Il y a vingt ans, toutes les énergies bas carbone semblaient encore pouvoir prétendre au même avenir. Solaire, éolien, géothermie, nucléaire, hydraulique ou énergie des marées : personne ne savait vraiment lesquelles allaient s’imposer.
Une turbine géante qui travaille sous l’eau
Depuis, le paysage s’est considérablement éclairci. Le solaire est devenu extrêmement compétitif, l’éolien s’est largement déployé, tandis que d’autres technologies ont progressé plus lentement. Parmi elles figure l’énergie marémotrice, souvent présentée comme la prochaine grande avancée… depuis plusieurs décennies.
Pourtant, cette source d’énergie possède un argument que ni le solaire ni l’éolien ne peuvent revendiquer : elle est prévisible. Les marées suivent les lois de la gravité, pas les caprices de la météo. On peut donc connaître avec précision la production électrique d’une installation des mois, voire des années à l’avance. C’est précisément sur cette promesse que mise Orbital Marine Power avec sa turbine O2, installée depuis 2021 au large des îles Orcades, dans le nord de l’Écosse.

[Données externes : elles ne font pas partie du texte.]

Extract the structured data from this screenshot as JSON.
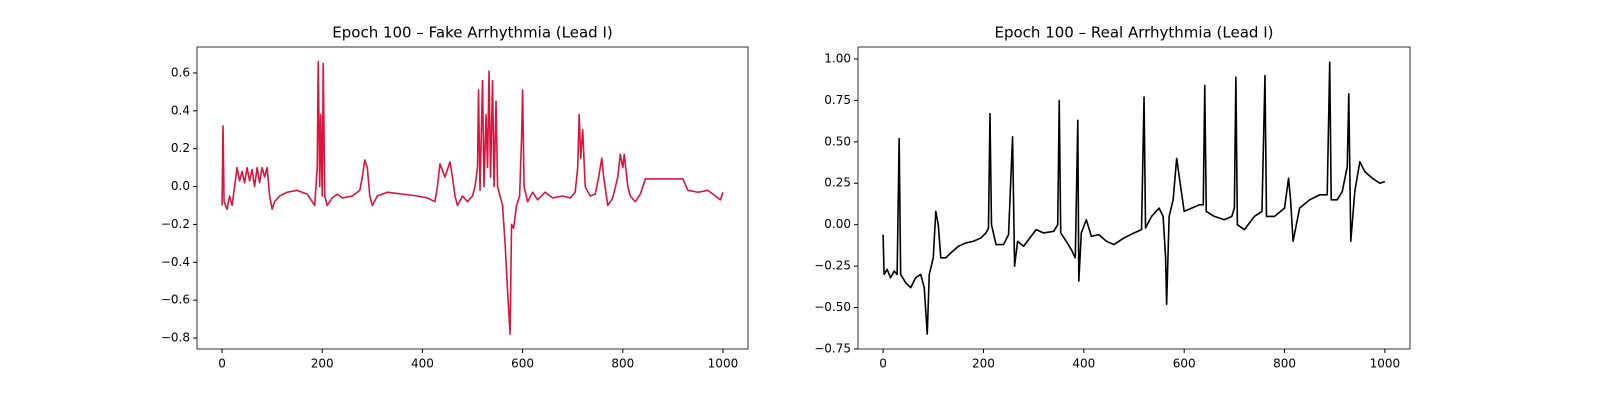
{
  "chart_data": [
    {
      "type": "line",
      "title": "Epoch 100 – Fake Arrhythmia (Lead I)",
      "color": "#dc143c",
      "x": [
        0,
        2,
        4,
        10,
        15,
        20,
        25,
        30,
        35,
        40,
        45,
        50,
        55,
        60,
        65,
        70,
        75,
        80,
        85,
        90,
        95,
        100,
        105,
        115,
        130,
        150,
        170,
        180,
        185,
        190,
        192,
        195,
        197,
        200,
        202,
        205,
        210,
        220,
        230,
        240,
        260,
        275,
        280,
        285,
        290,
        295,
        300,
        310,
        330,
        360,
        390,
        410,
        425,
        430,
        435,
        445,
        455,
        460,
        465,
        470,
        480,
        490,
        500,
        505,
        510,
        512,
        515,
        520,
        523,
        527,
        530,
        533,
        536,
        540,
        543,
        547,
        550,
        555,
        560,
        565,
        570,
        575,
        578,
        582,
        588,
        594,
        598,
        600,
        603,
        610,
        620,
        630,
        645,
        660,
        680,
        695,
        705,
        710,
        713,
        716,
        720,
        725,
        735,
        745,
        752,
        758,
        762,
        770,
        780,
        790,
        795,
        800,
        803,
        810,
        815,
        825,
        835,
        845,
        870,
        900,
        920,
        930,
        950,
        970,
        985,
        995,
        1000
      ],
      "values": [
        -0.1,
        0.32,
        -0.08,
        -0.12,
        -0.05,
        -0.1,
        0.0,
        0.1,
        0.03,
        0.08,
        0.02,
        0.1,
        0.03,
        0.09,
        0.0,
        0.1,
        0.02,
        0.1,
        0.05,
        0.1,
        -0.05,
        -0.12,
        -0.08,
        -0.05,
        -0.03,
        -0.02,
        -0.04,
        -0.08,
        -0.1,
        0.1,
        0.66,
        0.0,
        0.38,
        -0.05,
        0.65,
        -0.05,
        -0.1,
        -0.06,
        -0.04,
        -0.06,
        -0.05,
        -0.02,
        0.05,
        0.14,
        0.1,
        -0.05,
        -0.1,
        -0.05,
        -0.03,
        -0.04,
        -0.05,
        -0.06,
        -0.08,
        0.0,
        0.12,
        0.05,
        0.13,
        0.05,
        -0.05,
        -0.1,
        -0.05,
        -0.08,
        -0.05,
        0.0,
        0.1,
        0.51,
        -0.02,
        0.56,
        0.0,
        0.38,
        0.1,
        0.61,
        0.05,
        0.56,
        0.0,
        0.45,
        0.0,
        -0.05,
        -0.1,
        -0.3,
        -0.55,
        -0.78,
        -0.2,
        -0.22,
        -0.1,
        -0.05,
        0.26,
        0.51,
        0.0,
        -0.08,
        -0.03,
        -0.07,
        -0.03,
        -0.06,
        -0.05,
        -0.06,
        -0.03,
        0.1,
        0.38,
        0.15,
        0.3,
        0.0,
        -0.05,
        -0.04,
        0.05,
        0.15,
        0.05,
        -0.1,
        -0.06,
        0.05,
        0.17,
        0.1,
        0.17,
        0.0,
        -0.05,
        -0.08,
        -0.04,
        0.04,
        0.04,
        0.04,
        0.04,
        -0.02,
        -0.03,
        -0.02,
        -0.05,
        -0.07,
        -0.03
      ],
      "xlim": [
        -50,
        1050
      ],
      "xticks": [
        0,
        200,
        400,
        600,
        800,
        1000
      ],
      "ylim": [
        -0.858,
        0.737
      ],
      "yticks": [
        {
          "value": -0.8,
          "label": "−0.8"
        },
        {
          "value": -0.6,
          "label": "−0.6"
        },
        {
          "value": -0.4,
          "label": "−0.4"
        },
        {
          "value": -0.2,
          "label": "−0.2"
        },
        {
          "value": 0,
          "label": "0.0"
        },
        0.2,
        0.4,
        0.6
      ]
    },
    {
      "type": "line",
      "title": "Epoch 100 – Real Arrhythmia (Lead I)",
      "color": "#000000",
      "x": [
        0,
        2,
        8,
        15,
        22,
        28,
        32,
        35,
        45,
        55,
        65,
        75,
        82,
        88,
        92,
        100,
        105,
        110,
        115,
        125,
        135,
        150,
        165,
        180,
        195,
        205,
        210,
        213,
        216,
        225,
        240,
        250,
        258,
        262,
        268,
        280,
        295,
        305,
        320,
        340,
        348,
        351,
        354,
        365,
        375,
        383,
        388,
        390,
        395,
        405,
        415,
        430,
        445,
        460,
        480,
        500,
        515,
        520,
        523,
        535,
        550,
        558,
        563,
        565,
        570,
        578,
        585,
        592,
        600,
        615,
        630,
        638,
        641,
        644,
        660,
        680,
        695,
        700,
        703,
        706,
        720,
        740,
        755,
        761,
        764,
        780,
        800,
        808,
        812,
        817,
        830,
        850,
        870,
        885,
        890,
        893,
        905,
        915,
        925,
        928,
        932,
        940,
        950,
        960,
        975,
        990,
        1000
      ],
      "values": [
        -0.06,
        -0.3,
        -0.27,
        -0.32,
        -0.28,
        -0.3,
        0.52,
        -0.3,
        -0.35,
        -0.38,
        -0.32,
        -0.3,
        -0.38,
        -0.66,
        -0.3,
        -0.2,
        0.08,
        0.0,
        -0.2,
        -0.2,
        -0.17,
        -0.13,
        -0.11,
        -0.1,
        -0.08,
        -0.05,
        -0.02,
        0.67,
        0.0,
        -0.12,
        -0.12,
        -0.06,
        0.53,
        -0.25,
        -0.1,
        -0.13,
        -0.07,
        -0.03,
        -0.05,
        -0.04,
        0.0,
        0.75,
        -0.05,
        -0.1,
        -0.15,
        -0.2,
        0.63,
        -0.34,
        -0.05,
        0.03,
        -0.07,
        -0.06,
        -0.1,
        -0.12,
        -0.08,
        -0.05,
        -0.03,
        0.77,
        -0.02,
        0.05,
        0.1,
        0.05,
        -0.2,
        -0.48,
        0.05,
        0.15,
        0.4,
        0.25,
        0.08,
        0.1,
        0.12,
        0.12,
        0.84,
        0.08,
        0.05,
        0.03,
        0.05,
        0.1,
        0.89,
        0.0,
        -0.03,
        0.05,
        0.08,
        0.9,
        0.05,
        0.05,
        0.1,
        0.28,
        0.15,
        -0.1,
        0.1,
        0.15,
        0.18,
        0.18,
        0.98,
        0.15,
        0.15,
        0.2,
        0.35,
        0.79,
        -0.1,
        0.2,
        0.38,
        0.32,
        0.28,
        0.25,
        0.26
      ],
      "xlim": [
        -50,
        1050
      ],
      "xticks": [
        0,
        200,
        400,
        600,
        800,
        1000
      ],
      "ylim": [
        -0.75,
        1.072
      ],
      "yticks": [
        {
          "value": -0.75,
          "label": "−0.75"
        },
        {
          "value": -0.5,
          "label": "−0.50"
        },
        {
          "value": -0.25,
          "label": "−0.25"
        },
        {
          "value": 0,
          "label": "0.00"
        },
        0.25,
        {
          "value": 0.5,
          "label": "0.50"
        },
        0.75,
        {
          "value": 1,
          "label": "1.00"
        }
      ]
    }
  ]
}
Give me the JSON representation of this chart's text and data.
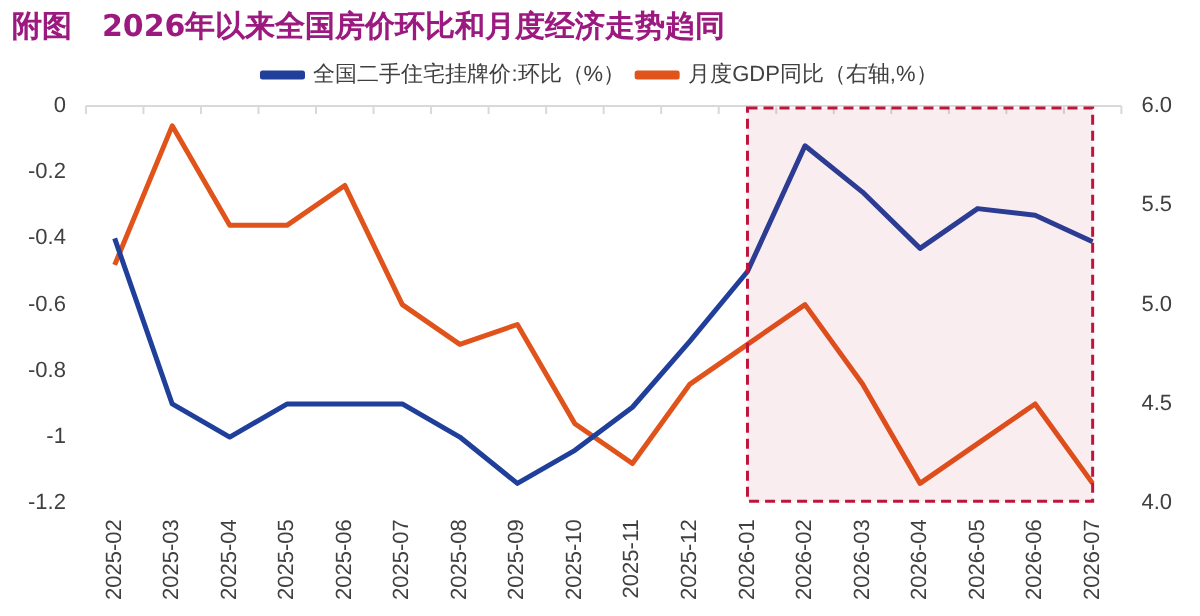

Avec une puissance de 2 mégawatts, l’O2 est actuellement la plus puissante turbine marémotrice en exploitation dans le monde. Installée sur le site d’essais de l’European Marine Energy Centre (EMEC), elle produit suffisamment d’électricité pour alimenter environ 2.000 foyers et éviter l’émission de quelque 2.200 tonnes de CO₂ par an.
Contrairement aux éoliennes offshore qui dominent l’horizon, cette centrale est beaucoup plus discrète. Elle repose sur une structure flottante en acier de 74 mètres de long, solidement ancrée au fond marin. Sous la surface se trouvent deux turbines de 1 MW chacune. Lorsque les courants traversent les passages étroits autour des Orcades, l’eau fait tourner les rotors qui alimentent les générateurs électriques.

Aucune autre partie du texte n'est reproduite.